Marietta war währenddessen vom Bock gestiegen, hielt dankbar beide Hände ihres Retters, der nicht unfreundlich in das runde Gesicht mit dem krausen Haarwald und den großen schönen schwarzen Augen sah. Die Menge jubelte bei diesem Anblick, der sich ihr jetzt darbot, noch mehr.

„Meine Herrschaften,“ sprach nun der erste Sergeant zu den beiden, „Sie müssen mir doch zur Kontrollstation folgen, weil die Nummer des Wagens in den Schein eingetragen werden muß; erst dadurch wird er für diese Carozella gültig.“

„Sie geben die Carozella und das Pferd zu diesem Schein?“ richtete er seine Worte an Marietta.

Von neuem „Ja!“ und dankbar glückselige Blicke in die funkelnden Augen des schmächtigen Retters, der in seiner sehnigen Kleinheit, Gelbheit und Beweglichkeit Neapolitaner vom reinsten Wasser war.

„So, bitte, steigen Sie ein!“ forderte der Sergeant die unternehmende Exsängerin und jetzt auch Exkutscherin auf.

Und Marietta stieg in den Wagen, der Retter mit seinem Schein auf den Bock; Marietta nahm nicht so stolz wie Sonntags, aber doch ganz vergnügt und zufrieden Platz.

„Geben Sie Raum, meine Herrschaften!“ riefen die Polizisten unermüdlich in die Menschenmauern – die Menge wich endlich, und in langsamem Schritt fuhr die Carozella, kutschirt von dem Retter, begleitet von den sechs Polizisten und gefolgt von einer großen Menge Volkes, dem Munizipalplatz zu.
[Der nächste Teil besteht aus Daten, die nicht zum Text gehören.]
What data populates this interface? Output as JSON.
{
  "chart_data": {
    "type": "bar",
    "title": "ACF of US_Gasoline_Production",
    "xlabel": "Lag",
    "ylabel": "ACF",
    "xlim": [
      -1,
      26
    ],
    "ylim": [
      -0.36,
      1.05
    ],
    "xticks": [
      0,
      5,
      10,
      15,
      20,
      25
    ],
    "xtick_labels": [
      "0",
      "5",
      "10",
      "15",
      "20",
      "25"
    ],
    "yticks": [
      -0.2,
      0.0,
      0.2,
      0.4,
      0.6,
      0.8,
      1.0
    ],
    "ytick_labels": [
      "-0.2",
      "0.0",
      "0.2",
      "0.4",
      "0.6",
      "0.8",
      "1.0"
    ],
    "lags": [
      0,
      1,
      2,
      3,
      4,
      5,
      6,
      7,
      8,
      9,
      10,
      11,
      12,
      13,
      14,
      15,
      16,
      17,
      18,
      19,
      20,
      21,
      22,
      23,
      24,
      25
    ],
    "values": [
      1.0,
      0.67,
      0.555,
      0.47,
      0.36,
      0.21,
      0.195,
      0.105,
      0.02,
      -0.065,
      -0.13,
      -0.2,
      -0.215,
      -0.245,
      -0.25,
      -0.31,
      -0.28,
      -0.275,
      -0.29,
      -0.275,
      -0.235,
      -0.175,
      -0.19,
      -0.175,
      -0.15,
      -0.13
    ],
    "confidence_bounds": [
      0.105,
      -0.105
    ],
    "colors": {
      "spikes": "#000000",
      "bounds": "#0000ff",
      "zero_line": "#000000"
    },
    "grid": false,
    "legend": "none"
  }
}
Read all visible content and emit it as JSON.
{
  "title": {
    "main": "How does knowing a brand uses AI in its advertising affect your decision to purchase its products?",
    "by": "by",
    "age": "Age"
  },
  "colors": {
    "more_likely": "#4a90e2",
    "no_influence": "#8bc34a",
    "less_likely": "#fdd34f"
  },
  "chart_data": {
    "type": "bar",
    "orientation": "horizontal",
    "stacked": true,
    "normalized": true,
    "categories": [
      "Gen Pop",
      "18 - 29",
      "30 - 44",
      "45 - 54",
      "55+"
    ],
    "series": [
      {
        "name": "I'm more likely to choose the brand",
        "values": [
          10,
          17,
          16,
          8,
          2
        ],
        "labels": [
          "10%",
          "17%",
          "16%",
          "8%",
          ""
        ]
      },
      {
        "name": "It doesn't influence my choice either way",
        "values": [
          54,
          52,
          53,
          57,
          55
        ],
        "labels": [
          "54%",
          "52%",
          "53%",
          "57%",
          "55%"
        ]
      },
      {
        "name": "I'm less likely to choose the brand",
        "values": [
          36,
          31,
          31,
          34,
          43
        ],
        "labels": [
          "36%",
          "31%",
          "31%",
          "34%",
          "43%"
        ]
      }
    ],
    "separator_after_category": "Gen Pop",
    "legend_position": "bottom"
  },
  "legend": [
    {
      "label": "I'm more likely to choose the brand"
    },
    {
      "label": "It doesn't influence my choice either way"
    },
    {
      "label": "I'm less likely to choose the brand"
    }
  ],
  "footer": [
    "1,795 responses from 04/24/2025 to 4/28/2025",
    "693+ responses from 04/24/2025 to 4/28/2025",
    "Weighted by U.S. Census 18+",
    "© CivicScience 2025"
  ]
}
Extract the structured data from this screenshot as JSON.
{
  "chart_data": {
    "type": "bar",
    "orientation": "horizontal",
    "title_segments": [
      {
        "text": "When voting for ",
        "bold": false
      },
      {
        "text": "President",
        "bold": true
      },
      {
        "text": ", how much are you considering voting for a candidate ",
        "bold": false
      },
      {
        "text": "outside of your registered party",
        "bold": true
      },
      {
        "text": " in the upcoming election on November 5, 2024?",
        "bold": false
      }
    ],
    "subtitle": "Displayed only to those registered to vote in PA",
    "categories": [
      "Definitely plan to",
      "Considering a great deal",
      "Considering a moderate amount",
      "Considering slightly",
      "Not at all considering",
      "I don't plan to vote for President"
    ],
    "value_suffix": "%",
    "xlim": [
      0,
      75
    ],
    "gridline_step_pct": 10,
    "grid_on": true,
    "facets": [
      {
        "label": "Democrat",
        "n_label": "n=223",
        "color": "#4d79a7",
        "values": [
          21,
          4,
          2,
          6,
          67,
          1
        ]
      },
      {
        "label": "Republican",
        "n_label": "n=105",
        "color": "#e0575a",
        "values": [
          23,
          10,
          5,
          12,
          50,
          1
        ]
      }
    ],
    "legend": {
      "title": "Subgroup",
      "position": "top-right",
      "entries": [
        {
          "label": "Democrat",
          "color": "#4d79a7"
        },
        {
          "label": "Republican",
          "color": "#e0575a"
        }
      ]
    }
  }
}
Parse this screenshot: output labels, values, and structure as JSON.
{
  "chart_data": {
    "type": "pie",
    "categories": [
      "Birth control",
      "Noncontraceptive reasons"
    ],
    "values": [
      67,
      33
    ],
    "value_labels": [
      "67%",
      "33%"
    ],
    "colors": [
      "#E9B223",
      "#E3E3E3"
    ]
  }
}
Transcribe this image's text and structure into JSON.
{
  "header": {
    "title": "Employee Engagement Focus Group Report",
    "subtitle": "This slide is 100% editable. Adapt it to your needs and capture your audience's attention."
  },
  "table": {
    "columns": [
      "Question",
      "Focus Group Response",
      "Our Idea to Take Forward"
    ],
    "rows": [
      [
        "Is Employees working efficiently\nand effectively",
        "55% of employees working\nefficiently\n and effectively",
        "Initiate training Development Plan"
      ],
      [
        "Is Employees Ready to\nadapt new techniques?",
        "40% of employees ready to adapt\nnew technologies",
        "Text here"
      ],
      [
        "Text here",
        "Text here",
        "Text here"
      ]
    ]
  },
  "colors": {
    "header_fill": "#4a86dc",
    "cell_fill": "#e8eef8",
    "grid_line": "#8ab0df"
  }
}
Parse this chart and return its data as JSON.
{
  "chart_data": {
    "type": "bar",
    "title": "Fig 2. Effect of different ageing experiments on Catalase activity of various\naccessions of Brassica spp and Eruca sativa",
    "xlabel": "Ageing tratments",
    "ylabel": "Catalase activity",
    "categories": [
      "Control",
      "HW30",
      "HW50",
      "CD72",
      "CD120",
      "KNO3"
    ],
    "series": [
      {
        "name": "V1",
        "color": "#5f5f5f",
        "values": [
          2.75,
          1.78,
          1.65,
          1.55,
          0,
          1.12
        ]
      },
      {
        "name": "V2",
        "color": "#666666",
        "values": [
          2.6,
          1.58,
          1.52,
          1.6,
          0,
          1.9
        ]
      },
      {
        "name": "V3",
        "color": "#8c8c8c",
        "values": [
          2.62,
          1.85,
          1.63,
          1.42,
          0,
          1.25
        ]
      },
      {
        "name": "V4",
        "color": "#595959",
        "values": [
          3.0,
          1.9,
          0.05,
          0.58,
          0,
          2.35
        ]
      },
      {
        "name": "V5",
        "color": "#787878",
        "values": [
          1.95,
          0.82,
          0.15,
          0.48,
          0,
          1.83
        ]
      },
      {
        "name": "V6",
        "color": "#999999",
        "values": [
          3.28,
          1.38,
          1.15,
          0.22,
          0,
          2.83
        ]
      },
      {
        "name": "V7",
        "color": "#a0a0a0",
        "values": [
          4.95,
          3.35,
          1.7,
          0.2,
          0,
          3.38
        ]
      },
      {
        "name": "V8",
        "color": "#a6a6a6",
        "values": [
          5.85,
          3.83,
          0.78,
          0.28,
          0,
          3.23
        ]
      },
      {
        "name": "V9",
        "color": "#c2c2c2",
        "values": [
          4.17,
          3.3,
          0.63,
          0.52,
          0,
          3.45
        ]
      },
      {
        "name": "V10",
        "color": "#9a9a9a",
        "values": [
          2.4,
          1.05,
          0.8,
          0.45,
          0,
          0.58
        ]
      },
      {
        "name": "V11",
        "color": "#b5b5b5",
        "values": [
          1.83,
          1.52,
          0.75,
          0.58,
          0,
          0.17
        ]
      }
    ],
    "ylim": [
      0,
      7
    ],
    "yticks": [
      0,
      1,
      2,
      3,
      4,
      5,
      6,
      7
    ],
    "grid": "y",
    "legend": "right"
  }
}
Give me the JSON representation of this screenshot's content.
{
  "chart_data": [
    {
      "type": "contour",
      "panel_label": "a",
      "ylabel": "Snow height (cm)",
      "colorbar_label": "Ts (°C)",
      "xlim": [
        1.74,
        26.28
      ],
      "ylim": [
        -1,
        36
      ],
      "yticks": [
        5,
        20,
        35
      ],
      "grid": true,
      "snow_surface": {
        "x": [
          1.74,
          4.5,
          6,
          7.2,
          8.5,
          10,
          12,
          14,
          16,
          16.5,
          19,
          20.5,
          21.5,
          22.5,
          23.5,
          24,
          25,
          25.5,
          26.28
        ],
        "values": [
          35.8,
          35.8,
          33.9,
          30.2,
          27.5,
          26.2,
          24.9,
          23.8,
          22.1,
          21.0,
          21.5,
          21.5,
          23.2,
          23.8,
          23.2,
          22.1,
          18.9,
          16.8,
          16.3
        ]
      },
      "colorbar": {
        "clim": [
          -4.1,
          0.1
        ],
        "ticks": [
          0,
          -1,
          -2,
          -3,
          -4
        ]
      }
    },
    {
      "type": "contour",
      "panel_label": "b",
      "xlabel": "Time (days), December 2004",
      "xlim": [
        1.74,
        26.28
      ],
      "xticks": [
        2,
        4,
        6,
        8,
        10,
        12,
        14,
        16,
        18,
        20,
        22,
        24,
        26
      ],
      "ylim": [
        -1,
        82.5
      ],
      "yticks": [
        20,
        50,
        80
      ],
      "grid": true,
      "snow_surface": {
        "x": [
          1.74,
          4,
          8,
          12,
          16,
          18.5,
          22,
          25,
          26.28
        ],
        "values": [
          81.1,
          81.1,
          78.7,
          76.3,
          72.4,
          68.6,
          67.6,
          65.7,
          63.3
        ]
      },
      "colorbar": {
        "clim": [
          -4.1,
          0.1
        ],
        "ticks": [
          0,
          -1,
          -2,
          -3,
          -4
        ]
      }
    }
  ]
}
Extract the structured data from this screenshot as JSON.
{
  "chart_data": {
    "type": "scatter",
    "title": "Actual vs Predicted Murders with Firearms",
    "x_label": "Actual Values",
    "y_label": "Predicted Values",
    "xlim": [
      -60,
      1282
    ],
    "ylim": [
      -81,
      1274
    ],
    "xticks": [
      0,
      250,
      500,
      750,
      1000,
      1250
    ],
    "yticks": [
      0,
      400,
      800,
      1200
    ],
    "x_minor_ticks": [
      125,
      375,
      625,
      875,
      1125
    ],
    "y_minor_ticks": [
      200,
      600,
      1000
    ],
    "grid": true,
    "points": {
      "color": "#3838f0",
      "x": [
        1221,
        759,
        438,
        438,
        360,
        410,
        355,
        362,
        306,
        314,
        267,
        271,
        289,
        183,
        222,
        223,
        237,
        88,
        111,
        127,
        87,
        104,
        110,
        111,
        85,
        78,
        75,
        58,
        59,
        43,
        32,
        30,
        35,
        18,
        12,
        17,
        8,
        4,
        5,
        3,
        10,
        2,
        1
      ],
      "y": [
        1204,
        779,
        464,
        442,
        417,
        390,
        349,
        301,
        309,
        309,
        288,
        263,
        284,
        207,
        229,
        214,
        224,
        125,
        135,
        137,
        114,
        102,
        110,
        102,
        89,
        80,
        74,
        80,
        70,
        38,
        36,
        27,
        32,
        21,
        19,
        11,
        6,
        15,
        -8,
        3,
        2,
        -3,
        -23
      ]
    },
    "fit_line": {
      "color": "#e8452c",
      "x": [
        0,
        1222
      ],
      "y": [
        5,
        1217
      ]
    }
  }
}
Die gesetzlichen Förmlichkeiten nahmen dort nicht viel Zeit in Anspruch und verliefen heiter und befriedigend für alle Theile. Marietta übergab ihr Gefährt, für das sie keinen Erlaubnißschein hatte und keinen bekommen konnte, dem netten jungen Mann, der einen Schein, aber keinen Wagen dazu hatte, und die Folge dieses Geniestreiches der muthigeu Marietta war, daß ihr Ideal sich dennoch verwirklichte.

[211] Ihr Carozellaführer heirathete sie nach Verlauf von acht Wochen, hatte bald so viel seiner Berühmtheit in Volkskreisen wegen zu fahren, daß er sich zwei Pferdchen zum Wechseln halten mußte, und war so klug und gutherzig, seine Marietta, die zwar einige Jahre älter war als er, aber ihm ein behagliches Leben wieder ermöglicht hatte, gut zu behandeln und es ihr nie abzuschlagen, wenn sie am Sonntagnachmittag einmal Carozella zu fahren wünschte.

Das ist der Lebenslauf von Marietta Polli, der Straßensängerin, bis zum Hafen der Ehe, in welchem sie durch Muth und Unkenntniß der Gesetze und durch die Huld des Geschickes, obwohl die Sache schon recht zweifelhaft war, ihr Ideal erreichte.